Britain is multicultural whether you like it or not. Any attempt to homogenise reality will fail. There are many different interpretations of what is moral, and not, between humans brought up in identical environments, let alone disparate ones. Multiculturalism without controls can be dangerous – as can monoculturalism. The right to belief ends when it contains the belief to oppress others. Oppressing a belief that wishes to oppress others is not an oppression, but a protection. There are values that Britain allays itself to, but what we have seen recently is a Britain of changing values. Where did people vote for the disabled and chronically ill committing suicide rather than face poverty and deprivation? Where did Britain see it as more important to service a debt than the people? This is the kind of multiculturalism that is dangerous, and it is practiced by people who are ostensibily of the same cloth : as dangerous at least, as other, more visible denials of equal human rights. This government denies that there are absolute human rights, and sees human rights as a barrier to the fallacy of competition. No sane human being wants to be in perpetual competition with every other human being, but living in a world where all other humans are maintained in a state of relative basic needs being met. So yes, multiculturalism without controls is a danger to all humans, and capitalism, or any other religion is dangerous if uncontrolled. There are limits to the acceptable actions that underpin a belief. All human beings are free to think whatever we like, however, our actions must consider our role in the unified ecosystem that is reality.

a Britain of resilience and assets – is that the modern story of British identity that politicians should be giving us?

The story of British identity politicans should be giving one is one that reflects and represents the world almost all of us live on : a world of being one salary from disaster. And that, in one of the richest countries in the world, is not a morally acceptable position to be proud of, a nation of economic slaves.

We've got the naturalisation test; in 2006 we had the duty to integrate. What's the balance between integration and holding fast to your own customs and traditions?
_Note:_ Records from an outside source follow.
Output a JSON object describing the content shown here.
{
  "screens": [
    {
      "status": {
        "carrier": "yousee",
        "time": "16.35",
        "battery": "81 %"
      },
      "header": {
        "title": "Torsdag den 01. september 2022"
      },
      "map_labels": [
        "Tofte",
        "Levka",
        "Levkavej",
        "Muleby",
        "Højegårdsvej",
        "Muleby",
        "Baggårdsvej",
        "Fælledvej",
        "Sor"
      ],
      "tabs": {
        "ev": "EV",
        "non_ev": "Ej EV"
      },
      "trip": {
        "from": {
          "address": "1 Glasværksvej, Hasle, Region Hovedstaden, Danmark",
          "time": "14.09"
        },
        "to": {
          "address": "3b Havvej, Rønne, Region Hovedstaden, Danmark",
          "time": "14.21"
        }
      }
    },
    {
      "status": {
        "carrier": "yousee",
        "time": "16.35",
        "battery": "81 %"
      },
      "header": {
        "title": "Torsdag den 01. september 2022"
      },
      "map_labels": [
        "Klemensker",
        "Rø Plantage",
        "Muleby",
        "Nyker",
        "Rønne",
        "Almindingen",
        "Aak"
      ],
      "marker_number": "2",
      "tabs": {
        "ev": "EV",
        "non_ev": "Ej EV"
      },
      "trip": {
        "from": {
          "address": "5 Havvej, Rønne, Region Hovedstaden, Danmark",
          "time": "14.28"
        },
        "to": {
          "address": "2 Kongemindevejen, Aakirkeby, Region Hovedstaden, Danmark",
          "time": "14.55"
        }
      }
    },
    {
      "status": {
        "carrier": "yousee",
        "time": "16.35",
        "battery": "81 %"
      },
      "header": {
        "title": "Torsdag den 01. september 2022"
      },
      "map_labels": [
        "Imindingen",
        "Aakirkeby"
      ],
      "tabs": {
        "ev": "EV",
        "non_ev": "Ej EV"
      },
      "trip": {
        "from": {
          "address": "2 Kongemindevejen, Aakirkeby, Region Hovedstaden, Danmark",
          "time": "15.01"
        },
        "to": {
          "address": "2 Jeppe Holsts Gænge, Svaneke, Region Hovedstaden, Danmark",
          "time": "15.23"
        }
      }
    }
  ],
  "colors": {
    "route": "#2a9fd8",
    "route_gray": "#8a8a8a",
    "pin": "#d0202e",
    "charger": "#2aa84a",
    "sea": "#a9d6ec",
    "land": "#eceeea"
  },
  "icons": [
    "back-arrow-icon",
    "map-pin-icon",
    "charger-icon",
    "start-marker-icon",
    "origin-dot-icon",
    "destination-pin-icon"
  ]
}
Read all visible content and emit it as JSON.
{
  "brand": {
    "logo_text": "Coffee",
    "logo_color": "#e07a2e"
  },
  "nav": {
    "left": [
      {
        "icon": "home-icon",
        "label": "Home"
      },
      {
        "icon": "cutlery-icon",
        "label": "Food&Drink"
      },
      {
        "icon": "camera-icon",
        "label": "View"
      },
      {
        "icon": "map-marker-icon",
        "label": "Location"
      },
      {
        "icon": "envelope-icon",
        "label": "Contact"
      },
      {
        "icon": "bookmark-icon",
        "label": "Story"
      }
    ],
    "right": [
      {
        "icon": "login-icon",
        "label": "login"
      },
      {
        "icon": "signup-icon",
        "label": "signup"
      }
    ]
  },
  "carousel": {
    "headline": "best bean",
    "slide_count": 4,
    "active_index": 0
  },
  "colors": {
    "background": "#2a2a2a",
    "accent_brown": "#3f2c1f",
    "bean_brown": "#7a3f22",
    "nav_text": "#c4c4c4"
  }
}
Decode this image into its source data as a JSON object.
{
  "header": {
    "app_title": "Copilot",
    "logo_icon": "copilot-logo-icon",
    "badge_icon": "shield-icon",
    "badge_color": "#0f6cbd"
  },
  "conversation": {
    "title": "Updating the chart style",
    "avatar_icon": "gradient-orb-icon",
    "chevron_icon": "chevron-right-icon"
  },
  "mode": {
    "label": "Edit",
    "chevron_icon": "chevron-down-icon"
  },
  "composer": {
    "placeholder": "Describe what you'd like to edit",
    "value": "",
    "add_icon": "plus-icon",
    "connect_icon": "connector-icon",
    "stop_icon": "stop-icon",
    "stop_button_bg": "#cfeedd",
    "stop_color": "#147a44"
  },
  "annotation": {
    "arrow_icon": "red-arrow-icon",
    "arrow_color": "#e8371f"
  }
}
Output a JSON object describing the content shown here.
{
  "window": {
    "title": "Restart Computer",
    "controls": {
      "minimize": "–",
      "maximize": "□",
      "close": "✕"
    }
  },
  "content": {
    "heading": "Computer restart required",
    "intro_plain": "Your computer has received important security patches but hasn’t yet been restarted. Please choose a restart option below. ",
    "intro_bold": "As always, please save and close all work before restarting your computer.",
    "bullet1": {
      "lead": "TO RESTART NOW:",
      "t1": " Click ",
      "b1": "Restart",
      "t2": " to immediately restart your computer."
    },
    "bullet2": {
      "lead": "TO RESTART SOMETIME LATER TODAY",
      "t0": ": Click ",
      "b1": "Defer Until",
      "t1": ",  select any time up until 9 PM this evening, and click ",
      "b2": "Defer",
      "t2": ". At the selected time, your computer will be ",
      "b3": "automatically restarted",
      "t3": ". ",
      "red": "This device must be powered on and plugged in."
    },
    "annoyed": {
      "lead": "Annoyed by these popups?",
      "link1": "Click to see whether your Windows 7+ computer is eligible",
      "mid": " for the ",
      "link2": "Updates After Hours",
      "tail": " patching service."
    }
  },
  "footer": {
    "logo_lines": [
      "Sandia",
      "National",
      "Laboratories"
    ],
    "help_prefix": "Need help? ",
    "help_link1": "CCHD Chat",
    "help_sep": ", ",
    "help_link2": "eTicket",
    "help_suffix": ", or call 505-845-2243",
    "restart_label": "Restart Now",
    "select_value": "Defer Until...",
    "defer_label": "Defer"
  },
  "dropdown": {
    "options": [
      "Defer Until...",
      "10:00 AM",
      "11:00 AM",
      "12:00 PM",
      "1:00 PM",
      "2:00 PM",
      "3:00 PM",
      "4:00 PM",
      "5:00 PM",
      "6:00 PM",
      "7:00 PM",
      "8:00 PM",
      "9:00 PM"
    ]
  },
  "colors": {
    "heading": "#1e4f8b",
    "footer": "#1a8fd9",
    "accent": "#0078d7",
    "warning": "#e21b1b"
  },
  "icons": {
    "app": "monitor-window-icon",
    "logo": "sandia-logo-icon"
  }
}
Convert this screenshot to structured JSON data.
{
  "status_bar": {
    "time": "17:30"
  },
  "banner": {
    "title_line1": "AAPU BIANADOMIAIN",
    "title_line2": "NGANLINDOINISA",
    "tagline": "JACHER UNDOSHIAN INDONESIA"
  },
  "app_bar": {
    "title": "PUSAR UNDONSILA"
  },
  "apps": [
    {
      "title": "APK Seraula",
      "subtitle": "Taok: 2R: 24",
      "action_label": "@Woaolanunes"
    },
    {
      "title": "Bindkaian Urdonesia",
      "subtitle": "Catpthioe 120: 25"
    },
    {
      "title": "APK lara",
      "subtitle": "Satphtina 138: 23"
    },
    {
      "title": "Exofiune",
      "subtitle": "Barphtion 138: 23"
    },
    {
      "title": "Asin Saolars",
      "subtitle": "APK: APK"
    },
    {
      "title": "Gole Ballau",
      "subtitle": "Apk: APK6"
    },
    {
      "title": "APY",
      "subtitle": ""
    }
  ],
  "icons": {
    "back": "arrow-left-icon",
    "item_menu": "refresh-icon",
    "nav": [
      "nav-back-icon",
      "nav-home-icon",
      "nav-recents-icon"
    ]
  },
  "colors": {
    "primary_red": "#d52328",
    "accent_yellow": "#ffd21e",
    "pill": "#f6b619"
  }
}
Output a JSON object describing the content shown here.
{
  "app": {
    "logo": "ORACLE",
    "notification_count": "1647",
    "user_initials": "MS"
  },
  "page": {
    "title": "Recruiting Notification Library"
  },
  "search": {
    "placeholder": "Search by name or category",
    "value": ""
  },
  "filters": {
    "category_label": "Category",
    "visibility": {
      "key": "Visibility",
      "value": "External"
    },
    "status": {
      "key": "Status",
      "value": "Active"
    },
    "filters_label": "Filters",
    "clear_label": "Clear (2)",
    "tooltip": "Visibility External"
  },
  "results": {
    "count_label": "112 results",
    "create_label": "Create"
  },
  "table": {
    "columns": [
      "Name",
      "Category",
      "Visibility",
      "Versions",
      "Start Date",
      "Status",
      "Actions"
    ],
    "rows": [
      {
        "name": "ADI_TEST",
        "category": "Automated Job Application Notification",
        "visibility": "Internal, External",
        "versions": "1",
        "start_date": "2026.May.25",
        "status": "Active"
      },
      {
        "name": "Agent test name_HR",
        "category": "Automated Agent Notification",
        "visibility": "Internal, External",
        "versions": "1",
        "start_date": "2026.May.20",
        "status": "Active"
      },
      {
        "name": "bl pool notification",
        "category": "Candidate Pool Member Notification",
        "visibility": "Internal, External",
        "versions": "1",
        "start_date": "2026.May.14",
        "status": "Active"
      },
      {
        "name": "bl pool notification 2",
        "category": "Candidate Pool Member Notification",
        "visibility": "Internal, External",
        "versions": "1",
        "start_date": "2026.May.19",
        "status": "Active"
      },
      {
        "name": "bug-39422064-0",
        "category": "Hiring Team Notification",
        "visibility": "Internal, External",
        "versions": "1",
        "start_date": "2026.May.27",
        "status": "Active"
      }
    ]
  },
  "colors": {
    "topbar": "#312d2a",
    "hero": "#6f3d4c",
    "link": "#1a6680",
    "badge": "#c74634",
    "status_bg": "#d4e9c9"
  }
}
I would have failed the naturalisation test. As indeed, would almost every British person. Integration – as with anyone irrespective of their national or cultural identity – involves adapting your actions to the environment you are living in to co-exist harmoniously with the world and the inhabitants around you. When customs and traditions are incompatable with your environment, either change yourself, or change your location.

Finally, as long as we have a royal family we are subjects, we're not citizens. And some people would argue that if you sort out the citizenship side this would help to forge a new kind of British identity that's more in keeping with the 21st century.


I'm no one's fucking subject. No one owns me. I am no one's property. I belong to myself, and myself only.